Files
2025-11-29 18:18:03 +08:00

16 KiB

Notebook Operations

Comprehensive guide for working with Fabric notebooks using the Fabric CLI.

Overview

Fabric notebooks are interactive documents for data engineering, data science, and analytics. They can be executed, scheduled, and managed via the CLI.

Getting Notebook Information

Basic Notebook Info

# Check if notebook exists
fab exists "Production.Workspace/ETL Pipeline.Notebook"

# Get notebook properties
fab get "Production.Workspace/ETL Pipeline.Notebook"

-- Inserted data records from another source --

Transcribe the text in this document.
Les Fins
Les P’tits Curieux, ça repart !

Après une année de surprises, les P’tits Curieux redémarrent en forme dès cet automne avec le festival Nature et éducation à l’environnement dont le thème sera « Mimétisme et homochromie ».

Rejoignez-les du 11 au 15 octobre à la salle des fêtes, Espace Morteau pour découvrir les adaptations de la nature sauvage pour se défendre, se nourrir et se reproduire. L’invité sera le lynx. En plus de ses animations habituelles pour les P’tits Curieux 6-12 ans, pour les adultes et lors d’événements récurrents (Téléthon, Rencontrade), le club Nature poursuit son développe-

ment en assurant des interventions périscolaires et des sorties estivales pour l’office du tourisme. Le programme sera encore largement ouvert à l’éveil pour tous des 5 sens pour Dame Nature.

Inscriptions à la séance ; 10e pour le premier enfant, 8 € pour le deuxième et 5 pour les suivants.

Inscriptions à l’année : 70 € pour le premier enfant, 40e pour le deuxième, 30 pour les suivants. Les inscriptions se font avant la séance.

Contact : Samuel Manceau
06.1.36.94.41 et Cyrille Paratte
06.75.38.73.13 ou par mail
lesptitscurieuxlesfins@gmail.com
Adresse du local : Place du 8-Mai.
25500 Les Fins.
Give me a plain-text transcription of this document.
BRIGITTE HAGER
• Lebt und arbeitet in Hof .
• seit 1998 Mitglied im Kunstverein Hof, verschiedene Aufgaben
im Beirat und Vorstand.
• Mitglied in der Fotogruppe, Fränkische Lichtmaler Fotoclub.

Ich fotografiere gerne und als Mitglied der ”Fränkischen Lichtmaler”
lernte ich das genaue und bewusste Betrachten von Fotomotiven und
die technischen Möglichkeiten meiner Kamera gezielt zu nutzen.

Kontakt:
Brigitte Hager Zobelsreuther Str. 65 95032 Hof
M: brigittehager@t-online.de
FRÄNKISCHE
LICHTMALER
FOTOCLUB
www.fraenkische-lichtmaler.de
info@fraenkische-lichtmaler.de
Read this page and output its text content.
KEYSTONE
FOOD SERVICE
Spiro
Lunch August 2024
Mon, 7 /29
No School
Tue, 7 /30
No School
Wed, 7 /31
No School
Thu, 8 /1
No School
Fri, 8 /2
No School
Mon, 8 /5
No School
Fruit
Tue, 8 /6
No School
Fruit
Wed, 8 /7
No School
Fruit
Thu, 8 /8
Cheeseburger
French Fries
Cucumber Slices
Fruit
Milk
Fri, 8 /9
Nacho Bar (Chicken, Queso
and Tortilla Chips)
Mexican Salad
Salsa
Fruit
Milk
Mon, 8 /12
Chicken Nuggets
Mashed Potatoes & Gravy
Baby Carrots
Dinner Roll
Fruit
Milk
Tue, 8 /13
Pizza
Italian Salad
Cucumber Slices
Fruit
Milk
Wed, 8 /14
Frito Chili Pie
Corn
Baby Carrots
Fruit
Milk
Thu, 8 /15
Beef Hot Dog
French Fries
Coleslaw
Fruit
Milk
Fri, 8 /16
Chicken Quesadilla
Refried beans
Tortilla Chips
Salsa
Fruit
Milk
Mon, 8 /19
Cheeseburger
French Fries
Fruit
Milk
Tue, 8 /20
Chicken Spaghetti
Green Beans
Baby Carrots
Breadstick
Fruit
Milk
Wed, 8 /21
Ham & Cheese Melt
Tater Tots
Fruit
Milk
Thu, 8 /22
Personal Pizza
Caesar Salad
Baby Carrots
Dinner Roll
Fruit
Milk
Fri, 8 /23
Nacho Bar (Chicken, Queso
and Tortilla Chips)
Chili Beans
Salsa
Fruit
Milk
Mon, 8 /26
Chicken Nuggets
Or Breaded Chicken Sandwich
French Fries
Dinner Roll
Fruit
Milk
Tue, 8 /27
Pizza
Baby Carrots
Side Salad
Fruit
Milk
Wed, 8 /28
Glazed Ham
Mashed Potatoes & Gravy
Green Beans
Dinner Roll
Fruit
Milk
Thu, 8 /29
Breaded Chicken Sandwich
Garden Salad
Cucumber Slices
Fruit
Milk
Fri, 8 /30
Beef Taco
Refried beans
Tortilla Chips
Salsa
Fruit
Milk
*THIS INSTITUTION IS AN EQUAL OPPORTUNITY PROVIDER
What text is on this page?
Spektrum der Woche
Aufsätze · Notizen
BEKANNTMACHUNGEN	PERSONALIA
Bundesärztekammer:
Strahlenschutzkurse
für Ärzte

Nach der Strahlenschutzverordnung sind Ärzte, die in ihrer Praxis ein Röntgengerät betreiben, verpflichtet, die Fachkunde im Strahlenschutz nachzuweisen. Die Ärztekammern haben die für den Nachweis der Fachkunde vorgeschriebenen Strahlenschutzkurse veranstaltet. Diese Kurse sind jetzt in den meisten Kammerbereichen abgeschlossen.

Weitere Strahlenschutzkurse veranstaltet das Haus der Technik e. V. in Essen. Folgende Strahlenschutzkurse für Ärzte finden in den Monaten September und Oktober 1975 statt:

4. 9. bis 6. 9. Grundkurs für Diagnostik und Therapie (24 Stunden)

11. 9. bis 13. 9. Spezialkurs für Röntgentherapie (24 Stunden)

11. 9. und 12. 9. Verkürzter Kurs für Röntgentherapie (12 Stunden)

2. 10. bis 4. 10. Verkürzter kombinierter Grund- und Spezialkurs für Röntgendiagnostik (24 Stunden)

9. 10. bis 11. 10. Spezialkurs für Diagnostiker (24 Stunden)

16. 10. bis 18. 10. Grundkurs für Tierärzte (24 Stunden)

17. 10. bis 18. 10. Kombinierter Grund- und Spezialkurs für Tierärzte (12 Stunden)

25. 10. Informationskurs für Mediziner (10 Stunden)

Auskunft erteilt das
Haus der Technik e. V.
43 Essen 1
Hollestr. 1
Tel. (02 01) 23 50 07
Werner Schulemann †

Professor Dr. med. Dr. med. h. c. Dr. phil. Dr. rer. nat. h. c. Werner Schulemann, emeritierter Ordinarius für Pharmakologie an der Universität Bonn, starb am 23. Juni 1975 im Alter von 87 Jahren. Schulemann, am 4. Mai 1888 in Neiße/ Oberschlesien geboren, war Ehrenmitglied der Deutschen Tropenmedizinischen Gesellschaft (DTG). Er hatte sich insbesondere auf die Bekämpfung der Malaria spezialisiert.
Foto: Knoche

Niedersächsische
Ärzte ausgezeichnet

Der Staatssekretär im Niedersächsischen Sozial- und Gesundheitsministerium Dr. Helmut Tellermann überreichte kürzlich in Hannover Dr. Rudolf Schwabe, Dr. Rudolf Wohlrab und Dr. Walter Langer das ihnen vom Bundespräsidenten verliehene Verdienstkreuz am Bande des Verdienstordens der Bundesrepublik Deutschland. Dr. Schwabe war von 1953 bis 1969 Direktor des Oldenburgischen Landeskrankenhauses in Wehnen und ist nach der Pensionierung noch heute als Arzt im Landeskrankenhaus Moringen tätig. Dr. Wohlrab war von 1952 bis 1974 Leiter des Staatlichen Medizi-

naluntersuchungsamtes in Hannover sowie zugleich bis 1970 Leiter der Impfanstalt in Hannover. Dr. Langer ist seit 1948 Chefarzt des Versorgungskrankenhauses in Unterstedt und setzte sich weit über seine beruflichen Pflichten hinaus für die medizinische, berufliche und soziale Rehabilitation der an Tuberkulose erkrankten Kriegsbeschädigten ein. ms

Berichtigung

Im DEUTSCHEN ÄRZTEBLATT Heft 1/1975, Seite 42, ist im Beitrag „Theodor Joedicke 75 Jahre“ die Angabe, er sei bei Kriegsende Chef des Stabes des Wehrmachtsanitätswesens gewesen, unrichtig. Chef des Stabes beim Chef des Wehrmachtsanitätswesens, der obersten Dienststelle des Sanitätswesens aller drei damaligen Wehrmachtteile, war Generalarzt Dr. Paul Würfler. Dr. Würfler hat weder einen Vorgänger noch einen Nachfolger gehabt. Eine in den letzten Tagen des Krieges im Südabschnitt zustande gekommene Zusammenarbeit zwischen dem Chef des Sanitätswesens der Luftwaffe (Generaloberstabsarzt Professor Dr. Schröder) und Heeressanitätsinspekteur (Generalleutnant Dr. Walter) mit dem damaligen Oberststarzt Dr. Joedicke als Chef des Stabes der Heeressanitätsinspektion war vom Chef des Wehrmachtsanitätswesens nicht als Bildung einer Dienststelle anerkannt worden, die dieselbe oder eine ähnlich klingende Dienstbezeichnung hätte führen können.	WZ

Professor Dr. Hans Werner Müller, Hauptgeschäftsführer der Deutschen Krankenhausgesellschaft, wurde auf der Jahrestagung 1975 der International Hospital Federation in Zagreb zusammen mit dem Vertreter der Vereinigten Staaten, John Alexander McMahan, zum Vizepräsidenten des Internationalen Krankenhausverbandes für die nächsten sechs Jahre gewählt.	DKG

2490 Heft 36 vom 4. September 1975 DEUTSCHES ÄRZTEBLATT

# Get with verbose details
fab get "Production.Workspace/ETL Pipeline.Notebook" -v

# Get only notebook ID
fab get "Production.Workspace/ETL Pipeline.Notebook" -q "id"

Get Notebook Definition

# Get full notebook definition
fab get "Production.Workspace/ETL Pipeline.Notebook" -q "definition"

# Save definition to file
fab get "Production.Workspace/ETL Pipeline.Notebook" -q "definition" -o /tmp/notebook-def.json

# Get notebook content (cells)
fab get "Production.Workspace/ETL Pipeline.Notebook" -q "definition.parts[?path=='notebook-content.py'].payload | [0]"

Exporting Notebooks

Export as IPYNB

# Export notebook
fab export "Production.Workspace/ETL Pipeline.Notebook" -o /tmp/notebooks

# This creates:
# /tmp/notebooks/ETL Pipeline.Notebook/
# ├── notebook-content.py (or .ipynb)
# └── metadata files

Export All Notebooks from Workspace

# Export all notebooks
WS_ID=$(fab get "Production.Workspace" -q "id")
NOTEBOOKS=$(fab api "workspaces/$WS_ID/items" -q "value[?type=='Notebook'].displayName")

for NOTEBOOK in $NOTEBOOKS; do
    fab export "Production.Workspace/$NOTEBOOK.Notebook" -o /tmp/notebooks
done

Importing Notebooks

Import from Local

# Import notebook from .ipynb format (default)
fab import "Production.Workspace/New ETL.Notebook" -i /tmp/notebooks/ETL\ Pipeline.Notebook

# Import from .py format
fab import "Production.Workspace/Script.Notebook" -i /tmp/script.py --format py

Copy Between Workspaces

# Copy notebook
fab cp "Dev.Workspace/ETL.Notebook" "Production.Workspace"

# Copy with new name
fab cp "Dev.Workspace/ETL.Notebook" "Production.Workspace/Prod ETL.Notebook"

Creating Notebooks

Create Blank Notebook

# Get workspace ID first
fab get "Production.Workspace" -q "id"

# Create via API
fab api -X post "workspaces/<workspace-id>/notebooks" -i '{"displayName": "New Data Processing"}'

Create and Configure Query Notebook

Use this workflow to create a notebook for querying lakehouse tables with Spark SQL.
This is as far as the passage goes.